In Edwards v. California, a case not involving a foreign national, the Supreme Court held invalid a California statute making it a misdemeanor for anyone knowingly to bring or assist in bringing into the State a nonresident indigent person. This case involved a US citizen and resident of California who traveled to Texas with the intention of bringing back to California his wife’s brother, who was also a US citizen and an indigent person. This person was charged under the California statute that the Supreme Court found unconstitutional, and which cited the famous words of Justice Cardozo from a prior case:
“The Constitution was framed under the dominion of a political philosophy less parochial in range. It was framed upon the theory that the peoples of the several States must sink or swim together, and that, in the long run, prosperity and salvation are in union, and not division.”
Thus, under both Truax v. Raich and Edwards v. California, states cannot refuse refugees who have been lawfully admitted into the United States. Refugees, and the programs that assist them, can still defy a state’s refusal to welcome them, although, unfortunately, a state is not obligated to cooperate with the Office of Refugee Resettlement assistance programs and other private charities. They don’t have to help administer the refugee program if they’re determined not to, in the same way that states can refuse to have their employees enforce federal gun control laws ( as in Printz v. United States) or federal marijuana laws (as in Colorado at the moment) even though they cannot actually bar refugees from entering their states.

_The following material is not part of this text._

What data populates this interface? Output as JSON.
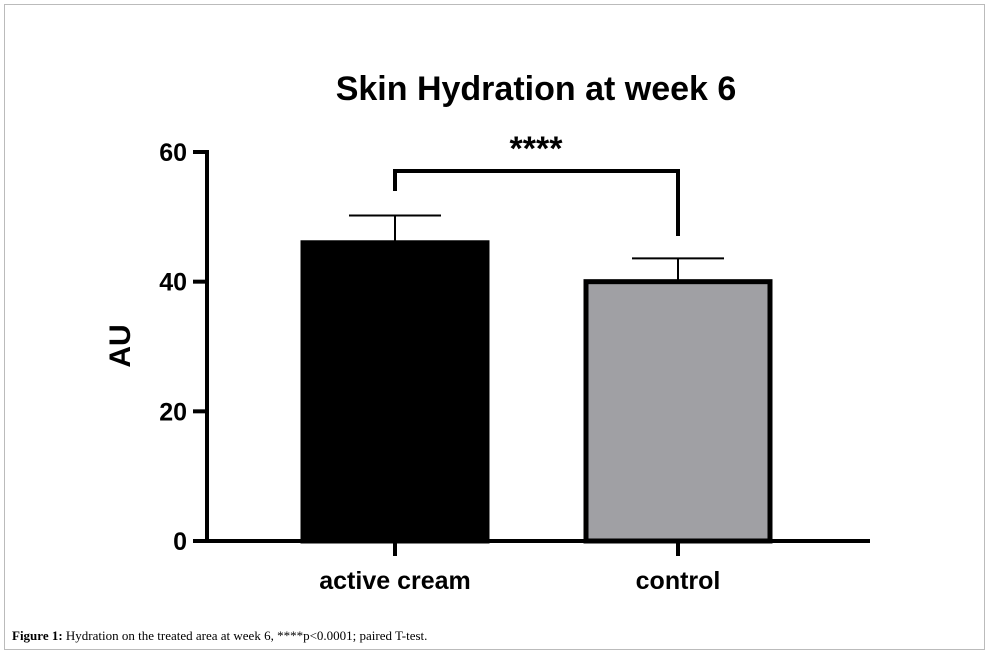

This makes it all the more important that the Supreme Court overturns the Fifth Circuit decision in Texas v. United States, which upheld Texas’s standing to sue the federal government over its implementation of deferred action programs. Texas dubiously relied on Massachusetts v. EPA for claiming standing by analogizing greenhouse gas pollutants that Massachusetts would be harmed by due to EPA non-action with deferred action recipients who would request driver’s licenses and thus make it more financially burdensome for Texas. Just like Texas claimed that it would be injured due to additional expenses it would incur in granting licenses to non-citizens granted deferred action, a state may also sue the federal government for being harmed for resettling refugees within its boundaries due to security reasons. Whether the state can succeed is a different matter, especially since there are strong precedents against it by way of Truax v. Raich and Edwards v. California, but a state can still try. It may raise a novel theory that these two precedents involved economic issues, while a state’s ability to protect its citizens from terrorist attacks is distinguishable from economic issues. The government in its recent petition for certiorari correctly states that if the Fifth Circuit majority decision prevailed “Texas could claim standing to sue the government for making an individual decision to grant asylum and would clearly have standing to sue the government any time it adopted immigration policies providing relief to a substantial number of aliens in Texas in any of these categories.” States should not get standing in another law suit against the federal government on another manufactured theory of harm if refugees still settle within their boundaries in defiance.
In addition to the states refusing to accept refugees, the House on November 20, 2015 overwhelming passed HR 4038 289-137 (with 47 Democrats voting in favor) that would already make an already arduous vetting process even more difficult. It would require both the director of the FBI and of Homeland Security to personally certify each person being admitted has been fully vetted and they’re confident they’re not going to be terrorists. This would in effect negate the ability of the United States to admit any refugees from Syria. Both the refusal by more than half of the states and the House bill go against the long held notion of America being a nation of immigrants as well as the shining beacon, as represented by the Statue of Liberty, for the world’s oppressed. Syrian refugees are some of the world’s most vulnerable people, and taking only 10,000 refugees who have been so carefully vetted, is already a small drop in the ocean in comparison to Germany admitting over 800,000 Syrian refugees, and France still accepting 30,000 refugees even after the horrific attacks. America should be doing more, and ought not be overcome by political hysteria after the attacks, which were carried out by people of French and Belgian nationality. We fortunately have strong Supreme Court precedents that render the refusal by states to take in Syrian refugees legally dubious, and a strong balances in our political system (the Senate still have to vote and the President has veto power), that may ultimately block the passage of the House bill. Let’s keep fingers crosses in favor of upholding long cherished American values.